How I Roasted a Watermelon, and Other Stories

2014.Feb.03 Monday · 0 comments

in Casa SaltShaker, Food & Recipes

“When one has tasted watermelon he knows what the angels eat.” – Mark Twain, author

It never occurred to me that it was such an odd thing to do, roasting a watermelon. Plenty of fruits have been roasted in many a dish. There’s even an eHow entry on how to do it (though I do it differently). Yet it seemed to be a hot topic on more than one evening over the last two weeks’ worth of dinners. ‘Tis the season and all that, and I wanted to make use of this juicy, fresh, summertime favorite. And so, it became a part, a small part I thought, of the two most recent menus.

Roasting the watermelon

So let’s start here – and then we’ll get into the menus themselves. I treated the watermelon differently the two weeks.
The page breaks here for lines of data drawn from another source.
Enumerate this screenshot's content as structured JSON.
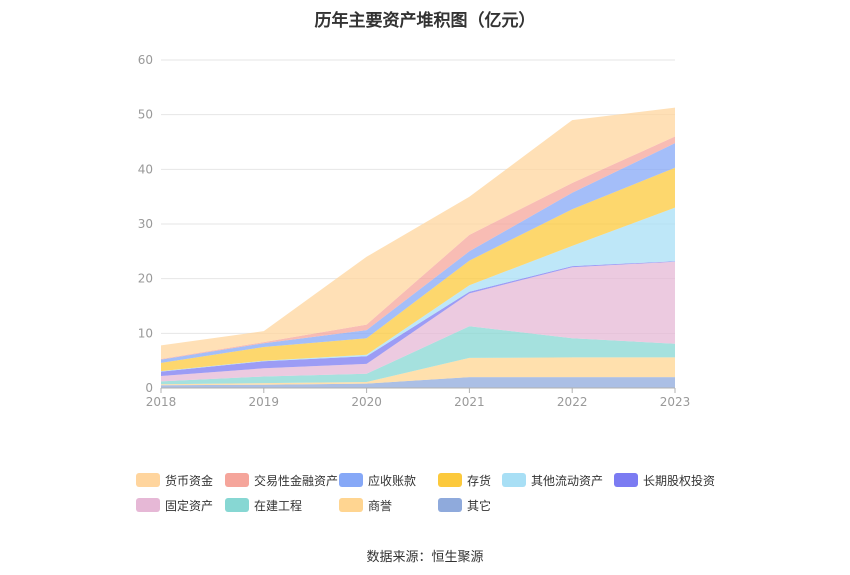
{
  "title": "历年主要资产堆积图（亿元）",
  "source": "数据来源：恒生聚源",
  "chart_data": {
    "type": "area",
    "stacked": true,
    "x": [
      "2018",
      "2019",
      "2020",
      "2021",
      "2022",
      "2023"
    ],
    "ylim": [
      0,
      60
    ],
    "yticks": [
      0,
      10,
      20,
      30,
      40,
      50,
      60
    ],
    "grid": true,
    "legend_position": "bottom",
    "series": [
      {
        "name": "其它",
        "color": "#8faadc",
        "values": [
          0.5,
          0.6,
          0.8,
          2.0,
          2.0,
          2.0
        ]
      },
      {
        "name": "商誉",
        "color": "#ffd591",
        "values": [
          0.2,
          0.3,
          0.3,
          3.5,
          3.6,
          3.6
        ]
      },
      {
        "name": "在建工程",
        "color": "#87d7d3",
        "values": [
          0.5,
          1.2,
          1.5,
          5.8,
          3.5,
          2.5
        ]
      },
      {
        "name": "固定资产",
        "color": "#e6b8d6",
        "values": [
          1.0,
          1.5,
          1.8,
          6.0,
          13.0,
          15.0
        ]
      },
      {
        "name": "长期股权投资",
        "color": "#7b7bf2",
        "values": [
          0.8,
          1.3,
          1.4,
          0.3,
          0.2,
          0.1
        ]
      },
      {
        "name": "其他流动资产",
        "color": "#a8dff5",
        "values": [
          0.1,
          0.1,
          0.3,
          1.2,
          3.7,
          9.8
        ]
      },
      {
        "name": "存货",
        "color": "#fcc93c",
        "values": [
          1.5,
          2.5,
          3.0,
          4.5,
          6.7,
          7.3
        ]
      },
      {
        "name": "应收账款",
        "color": "#86a8f7",
        "values": [
          0.6,
          0.7,
          1.5,
          1.7,
          3.0,
          4.5
        ]
      },
      {
        "name": "交易性金融资产",
        "color": "#f5a59b",
        "values": [
          0.1,
          0.2,
          1.0,
          3.0,
          1.8,
          1.2
        ]
      },
      {
        "name": "货币资金",
        "color": "#ffd59e",
        "values": [
          2.5,
          2.0,
          12.4,
          7.0,
          11.5,
          5.3
        ]
      }
    ],
    "legend_order": [
      "货币资金",
      "交易性金融资产",
      "应收账款",
      "存货",
      "其他流动资产",
      "长期股权投资",
      "固定资产",
      "在建工程",
      "商誉",
      "其它"
    ]
  }
}
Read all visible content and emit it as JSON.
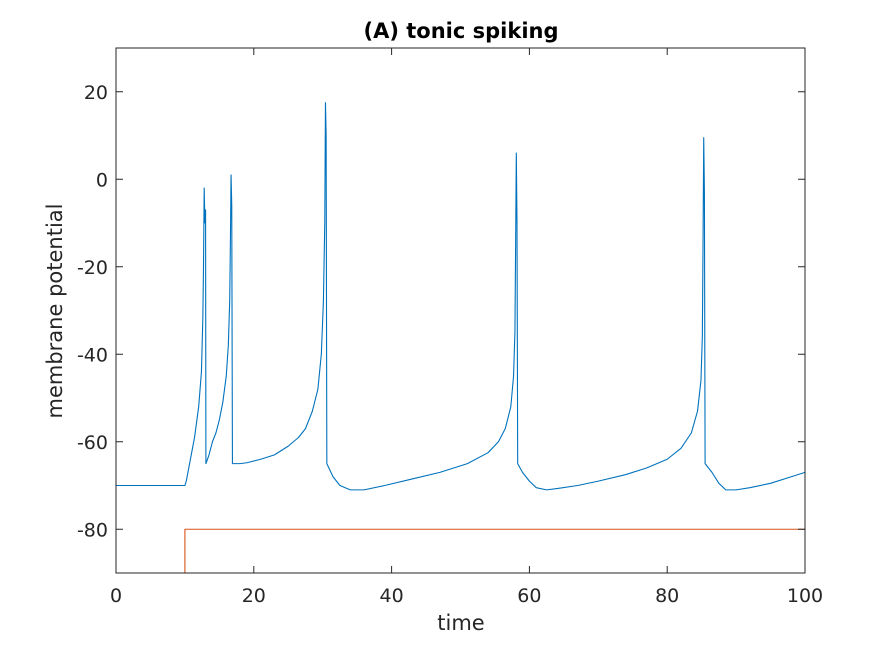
{
  "chart_data": {
    "type": "line",
    "title": "(A) tonic spiking",
    "xlabel": "time",
    "ylabel": "membrane potential",
    "xlim": [
      0,
      100
    ],
    "ylim": [
      -90,
      30
    ],
    "xticks": [
      0,
      20,
      40,
      60,
      80,
      100
    ],
    "yticks": [
      -80,
      -60,
      -40,
      -20,
      0,
      20
    ],
    "xtick_labels": [
      "0",
      "20",
      "40",
      "60",
      "80",
      "100"
    ],
    "ytick_labels": [
      "-80",
      "-60",
      "-40",
      "-20",
      "0",
      "20"
    ],
    "grid": false,
    "legend": "none",
    "series": [
      {
        "color": "#0072BD",
        "points": [
          [
            0,
            -70
          ],
          [
            10,
            -70
          ],
          [
            10.2,
            -69
          ],
          [
            10.8,
            -64
          ],
          [
            11.4,
            -59
          ],
          [
            12,
            -52
          ],
          [
            12.4,
            -44
          ],
          [
            12.6,
            -32
          ],
          [
            12.7,
            -20
          ],
          [
            12.8,
            -2
          ],
          [
            12.9,
            -10
          ],
          [
            13,
            -7
          ],
          [
            13.05,
            -65
          ],
          [
            13.5,
            -63
          ],
          [
            14,
            -60
          ],
          [
            14.5,
            -58
          ],
          [
            15,
            -55
          ],
          [
            15.5,
            -51
          ],
          [
            16,
            -45
          ],
          [
            16.3,
            -38
          ],
          [
            16.5,
            -28
          ],
          [
            16.6,
            -15
          ],
          [
            16.7,
            1
          ],
          [
            16.8,
            -6
          ],
          [
            16.9,
            -65
          ],
          [
            18,
            -65
          ],
          [
            19,
            -64.8
          ],
          [
            21,
            -64
          ],
          [
            23,
            -63
          ],
          [
            25,
            -61
          ],
          [
            26.5,
            -59
          ],
          [
            27.5,
            -57
          ],
          [
            28.5,
            -53
          ],
          [
            29.3,
            -48
          ],
          [
            29.8,
            -40
          ],
          [
            30.1,
            -28
          ],
          [
            30.3,
            -10
          ],
          [
            30.4,
            17.5
          ],
          [
            30.5,
            10
          ],
          [
            30.6,
            -65
          ],
          [
            31.5,
            -68
          ],
          [
            32.5,
            -70
          ],
          [
            34,
            -71
          ],
          [
            36,
            -71
          ],
          [
            39,
            -70
          ],
          [
            43,
            -68.5
          ],
          [
            47,
            -67
          ],
          [
            51,
            -65
          ],
          [
            54,
            -62.5
          ],
          [
            55.5,
            -60
          ],
          [
            56.5,
            -57
          ],
          [
            57.3,
            -52
          ],
          [
            57.7,
            -45
          ],
          [
            57.9,
            -35
          ],
          [
            58,
            -15
          ],
          [
            58.1,
            6
          ],
          [
            58.2,
            -10
          ],
          [
            58.3,
            -65
          ],
          [
            59,
            -67
          ],
          [
            60,
            -69
          ],
          [
            61,
            -70.5
          ],
          [
            62.5,
            -71
          ],
          [
            64,
            -70.7
          ],
          [
            67,
            -70
          ],
          [
            70,
            -69
          ],
          [
            74,
            -67.5
          ],
          [
            77,
            -66
          ],
          [
            80,
            -64
          ],
          [
            82,
            -61.5
          ],
          [
            83.5,
            -58
          ],
          [
            84.4,
            -53
          ],
          [
            84.9,
            -46
          ],
          [
            85.1,
            -36
          ],
          [
            85.2,
            -15
          ],
          [
            85.3,
            9.5
          ],
          [
            85.4,
            -3
          ],
          [
            85.5,
            -65
          ],
          [
            86.5,
            -67
          ],
          [
            87.5,
            -69.5
          ],
          [
            88.5,
            -71
          ],
          [
            90,
            -71
          ],
          [
            92,
            -70.5
          ],
          [
            95,
            -69.5
          ],
          [
            98,
            -68
          ],
          [
            100,
            -67
          ]
        ]
      },
      {
        "color": "#D95319",
        "points": [
          [
            0,
            -90
          ],
          [
            10,
            -90
          ],
          [
            10,
            -80
          ],
          [
            100,
            -80
          ]
        ]
      }
    ]
  }
}
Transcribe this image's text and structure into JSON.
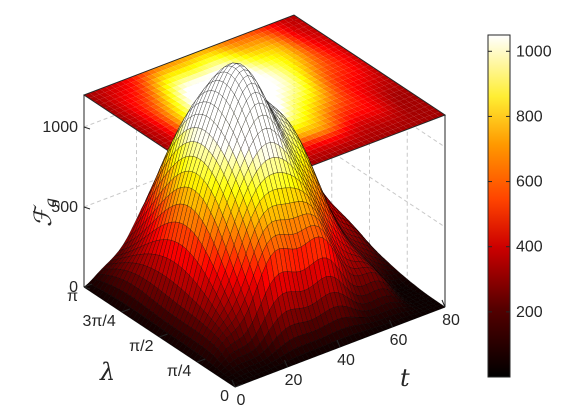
{
  "chart_data": {
    "type": "surface",
    "title": "",
    "zlabel": "ℱ",
    "zlabel_sub": "g",
    "xlabel": "t",
    "ylabel": "λ",
    "x_ticks": [
      "0",
      "20",
      "40",
      "60",
      "80"
    ],
    "y_ticks": [
      "0",
      "π/4",
      "π/2",
      "3π/4",
      "π"
    ],
    "z_ticks": [
      "0",
      "500",
      "1000"
    ],
    "x_range": [
      0,
      80
    ],
    "y_range": [
      0,
      3.1416
    ],
    "z_range": [
      0,
      1200
    ],
    "colorbar": {
      "range": [
        0,
        1050
      ],
      "ticks": [
        "200",
        "400",
        "600",
        "800",
        "1000"
      ],
      "colormap": "hot"
    },
    "projection": "top-face heatmap of the surface",
    "grid": true,
    "colors": {
      "low": "#000000",
      "mid": "#ff3300",
      "high": "#ffffff",
      "mesh": "#000000",
      "grid": "#c8c8c8"
    },
    "surface_description": {
      "peak_value": 1050,
      "peak_t": 42,
      "peak_lambda": 1.9,
      "baseline_value": 0
    }
  }
}
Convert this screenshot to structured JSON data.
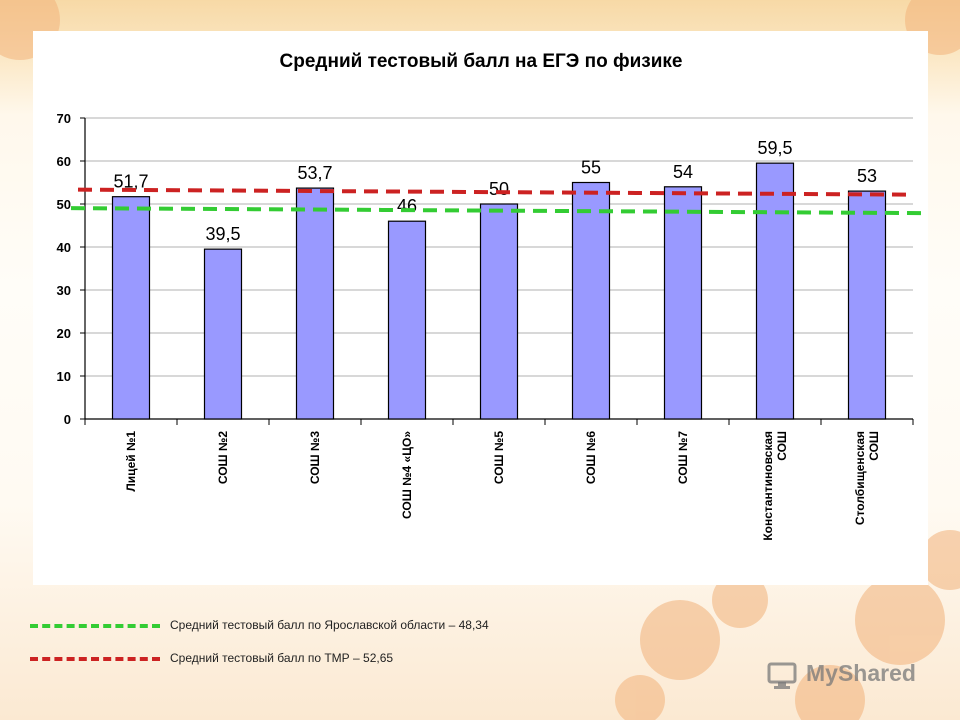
{
  "chart_data": {
    "type": "bar",
    "title": "Средний тестовый балл на ЕГЭ по физике",
    "categories": [
      [
        "Лицей №1"
      ],
      [
        "СОШ №2"
      ],
      [
        "СОШ №3"
      ],
      [
        "СОШ №4 «ЦО»"
      ],
      [
        "СОШ №5"
      ],
      [
        "СОШ №6"
      ],
      [
        "СОШ №7"
      ],
      [
        "Константиновская",
        "СОШ"
      ],
      [
        "Столбищенская",
        "СОШ"
      ]
    ],
    "values": [
      51.7,
      39.5,
      53.7,
      46,
      50,
      55,
      54,
      59.5,
      53
    ],
    "value_labels": [
      "51,7",
      "39,5",
      "53,7",
      "46",
      "50",
      "55",
      "54",
      "59,5",
      "53"
    ],
    "yticks": [
      "0",
      "10",
      "20",
      "30",
      "40",
      "50",
      "60",
      "70"
    ],
    "ylim": [
      0,
      70
    ],
    "xlabel": "",
    "ylabel": "",
    "bar_color": "#9999ff",
    "reference_lines": [
      {
        "name": "Средний тестовый балл по Ярославской области – 48,34",
        "value": 48.34,
        "color": "#33cc33"
      },
      {
        "name": "Средний тестовый балл по ТМР – 52,65",
        "value": 52.65,
        "color": "#cc2222"
      }
    ]
  },
  "legend": {
    "items": [
      {
        "label": "Средний тестовый балл по Ярославской области – 48,34",
        "color": "#33cc33"
      },
      {
        "label": "Средний тестовый балл по ТМР – 52,65",
        "color": "#cc2222"
      }
    ]
  },
  "watermark": {
    "text": "MyShared"
  }
}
The first week, as here in the photo, I stuck it under the broiler (so it’s really, I suppose, broiled watermelon rather than roasted) along with red bell pepper, red onion, garlic, and rocoto chilies, all sprinkled with coarse salt and drizzled with olive oil. And then simply let it brown away. The watermelon loses a decent amount of its water weight, but not by any stretch all of it, and the sugars start to caramelize and the flavor concentrates. Obviously it was destined for a savory presentation. The second week, using just the watermelon and rather than the broiler, just roasted for about half an hour, no other veg, no salt, no oil, it was headed for dessert. So, on to the menus?

Watermelon Gazpacho
Peach Cheesecake

Since most of the dishes have made appearances before, I’m going to cut down on both photos and verbiage. Two weeks ago the menu began with our latest iteration of trout ceviche, a dish I covered in depth back in October. Then followed on with a gazpacho, using the above roasting pan of fruit and vegetable – pureed, seeds and all, along with peeled cucumber, coconut milk, red wine vinegar, olive oil, basil, salt and pepper, and then strained and chilled, drizzled with smoked paprika oil and a grind of black pepper over the top. The following two courses were our heart of palm tart and then lomo saltado served over rice and with quinua impregnated pappardelle. And we finished off the evenings with a new dessert, a peach cheesecake – infused with peach blossoms, peach juice and peach liqueur, topped with brown sugar caramelized peaches and a fresh mint gelato.

Watermelon Cheesecake

On to this last week and a menu that launched with our vegetables “a la tahitienne”, the only difference being that fava beans are out of season and corn is in. Chilled beet soup with jalapeño gelato – it still looks like the linked photo but these days I use honey instead of corn syrup and fresh jalapeños in the gelato. Then on to the fish course pictured above – our latest take on sudado, slightly inspired by one of our meals in Trujillo last year – I quickly broil the fish, in this case pez gallo, served over a saute of diced potatoes, halved cherry tomatoes, black olives, garlic, thyme and oregano and finished off with some lemon juice, and then all the ingredients that go into making the sauce for sudado cooked down together, pureed, strained, and then thickened. The main course was our pepian de pollo with peas three different ways. And, finally, onto the watermelon dish, a watermelon cheesecake using a strained puree of the roasted watermelon in it, topped with a mix of cherries, strawberries and blueberries, grated white chocolate, and mint syrup.